Empathy

by Theresa on June 29, 2010

I am a prosecutor. So, no surprise that a lot of my work involves dealing with cops. It should also be no surprise that I respect and trust them. Over the past 26 months, I have dealt with dozens of different cops. Most are great. Regular guys (and gals) that are just doing their job. Some are, well, less than great (as with any profession). There are also the exceptional.

This morning, as I was getting ready for work, I received a text message from one of my trial partners. An officer was shot and killed. Shockingly, I recognize the name. It was an officer that I had worked with before. I remember having cases with him when I was still assigned to juvenile. He was a good guy. I had recently run across his name again in misdemeanor. I remember seeing him on the witness lists of a few cases of mine. It is not often that officers are killed in the line of duty. This is only the second instance of a fatal shooting of an officer (two as it turns out on this occasion) since I have been a prosecutor. And I knew this one.

What makes it even worse. What brought tears to my eyes more than once today was the voicemail I had received from that very officer yesterday. I was in court most of the day on Monday selecting juries for the two cases that I had going this week. When I got back to my office yesterday afternoon, I checked my messages to make sure I dealt with all the pressing matters prior to leaving for the day. I had a message from a defense attorney that wanted to discuss his clients DWLS charge, another from a witness that needed more information about an evidence request I had made, and another that I have already forgotten about. One of the messages in the group was from that officer. I had subpoenaed him for a trial that was to take place in July. He was calling to ask me to get a continuance because he was going to be out for the entire month of July. You seem if wife was due to have their first baby and he was planning on staying home with her and the baby for the entire first month.

Today is Tuesday, June 29th. Thursday is July 1st. He would have started his month long paternity leave in two days.

As I pause to dry my tears and blow my nose I feel that I should explain something. This officer was not a dear friend of mine. He happened to be a very pleasant person that I had the pleasure of working with. When I heard his message yesterday, I was happy for him. He seemed excited on my voicemail. I didn’t want to believe it when I saw his name all over the news today.

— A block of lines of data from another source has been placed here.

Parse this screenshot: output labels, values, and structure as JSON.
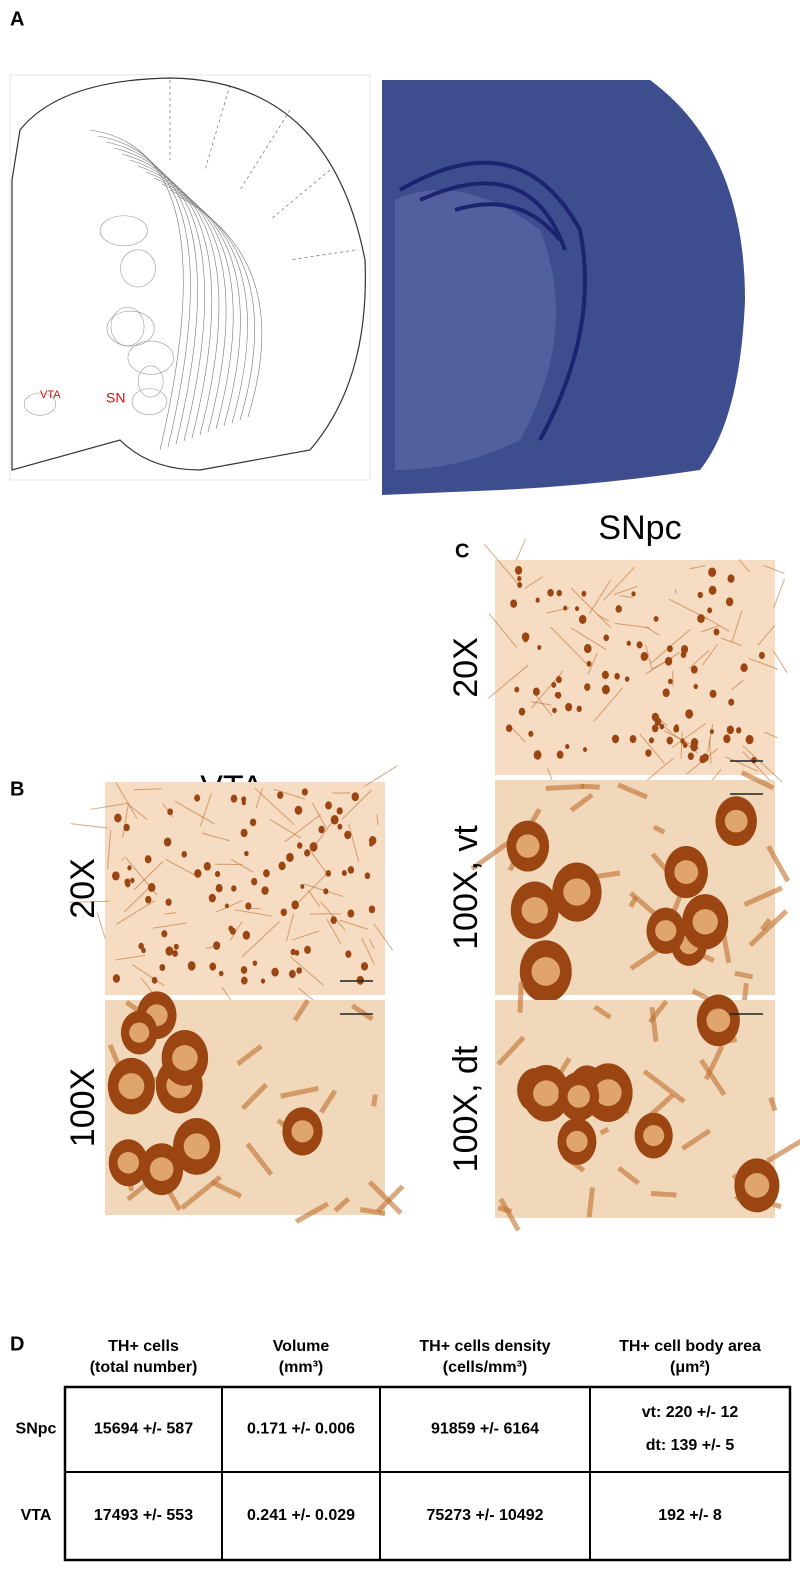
{
  "panel_a": {
    "label": "A",
    "atlas_labels": [
      "VTA",
      "SN"
    ]
  },
  "panel_b": {
    "label": "B",
    "title": "VTA",
    "rows": [
      "20X",
      "100X"
    ]
  },
  "panel_c": {
    "label": "C",
    "title": "SNpc",
    "rows": [
      "20X",
      "100X, vt",
      "100X, dt"
    ]
  },
  "panel_d": {
    "label": "D",
    "headers": [
      [
        "TH+ cells",
        "(total number)"
      ],
      [
        "Volume",
        "(mm³)"
      ],
      [
        "TH+ cells density",
        "(cells/mm³)"
      ],
      [
        "TH+ cell body area",
        "(μm²)"
      ]
    ],
    "rows": [
      {
        "label": "SNpc",
        "cells": [
          [
            "15694 +/- 587"
          ],
          [
            "0.171 +/- 0.006"
          ],
          [
            "91859 +/- 6164"
          ],
          [
            "vt: 220 +/- 12",
            "dt: 139 +/- 5"
          ]
        ]
      },
      {
        "label": "VTA",
        "cells": [
          [
            "17493 +/- 553"
          ],
          [
            "0.241 +/- 0.029"
          ],
          [
            "75273 +/- 10492"
          ],
          [
            "192 +/- 8"
          ]
        ]
      }
    ]
  }
}
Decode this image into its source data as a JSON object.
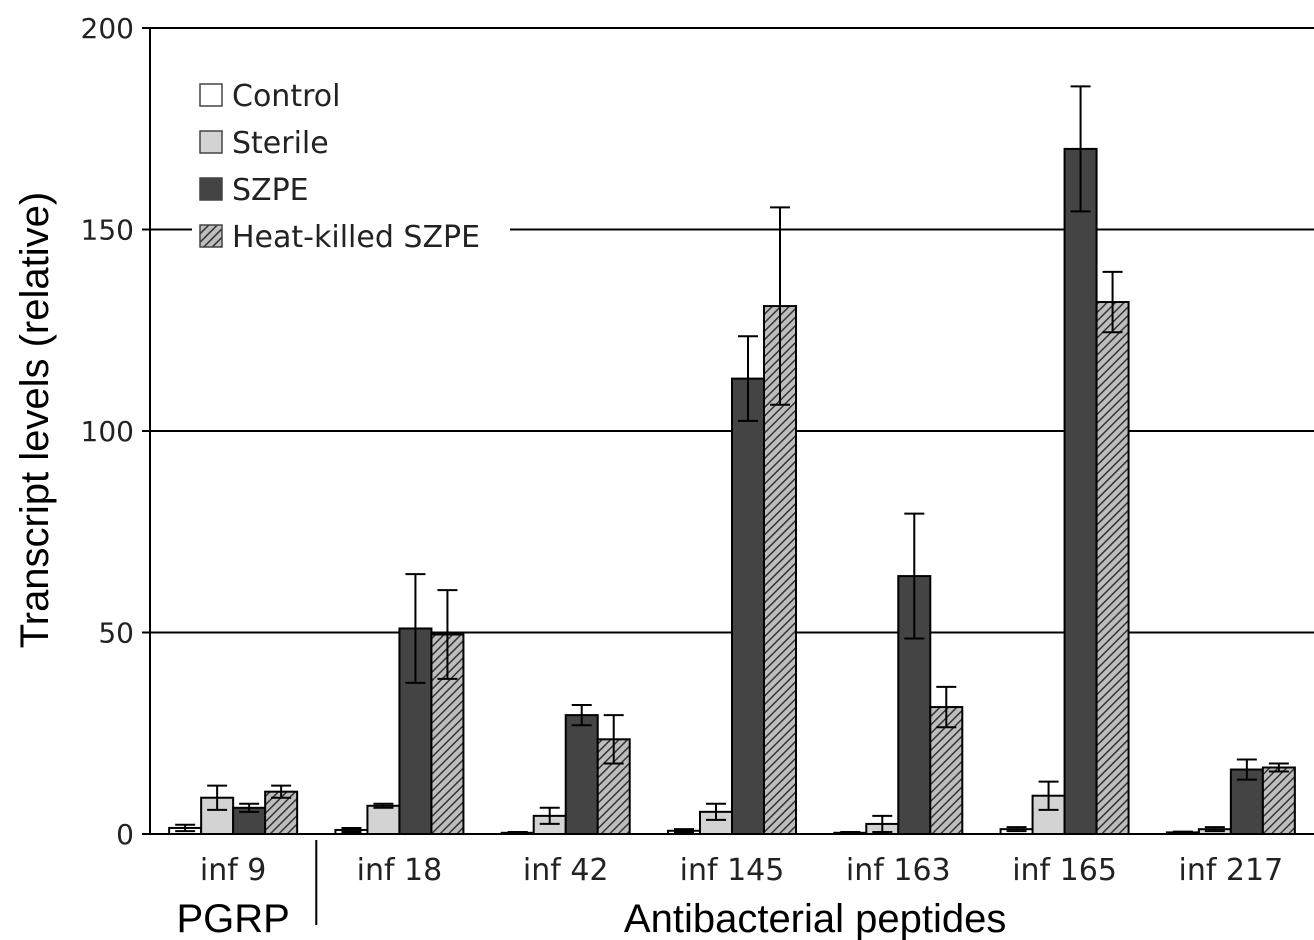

I have heard rumors that his wife went into labor today. It’s not surprising that she would being that she was full term and this was clearly a stressful event. I think what is causing me the most grief is imagining what she must be going through. Giving birth to her first child should be the happiest moment of her life. And instead, she is now faced with having to go through it alone. While I don’t want to imagine her pain, I can’t help but think about her. I don’t know her. I have never met her. I haven’t been able to stop thinking about her all day. As I was getting my son ready for bed tonight, I thought about her. How she would look at her beautiful new baby and at once feel the joy of that new little life coupled with the crushing grief of the loss of her husbands life.

There was another officer that was shot and killed as well. I did not know this officer. I did not know until after the shooting that he had four small children of his own. I am in no way minimizing the loss of his life, but because I had no prior connection with him (as I had never tried a case with him) I feel sympathy, but not empathy. I feel sorry for his family’s loss, and the grief his wife must be going through. But that particular loss does not bring the flood of emotion and tears to my eyes that the other officer’s does.

At approximately 2:30am, the officers were engaged in a routine traffic stop. The vehicle that was stopped did not have a tag. When the officers ran the names of the occupants, they discovered that the passenger had an outstanding warrant out of another county for worthless checks. When they approached to arrest him for the warrant, he shot them both in the head. One died on scene, and one died about six hours later at the hospital. The police have located the driver of the vehicle. They are still searching for the shooter.

If found, charged and tried, the shooter will likely be facing the death penalty. That is, of course, if he makes it to arraignment. I don’t think that anyone is under any delusions that if the slain officers’ agency finds him, that he will not be brought in with at least one bullet hole in his body. I am a very liberal person. I believe that everyone has rights. That being said, I would not be opposed to this guy losing a couple limbs. Slowly. There is nothing that our legal system could do to him that is punishment enough. However, I could probably come up with a few very interesting and gratifying ideas.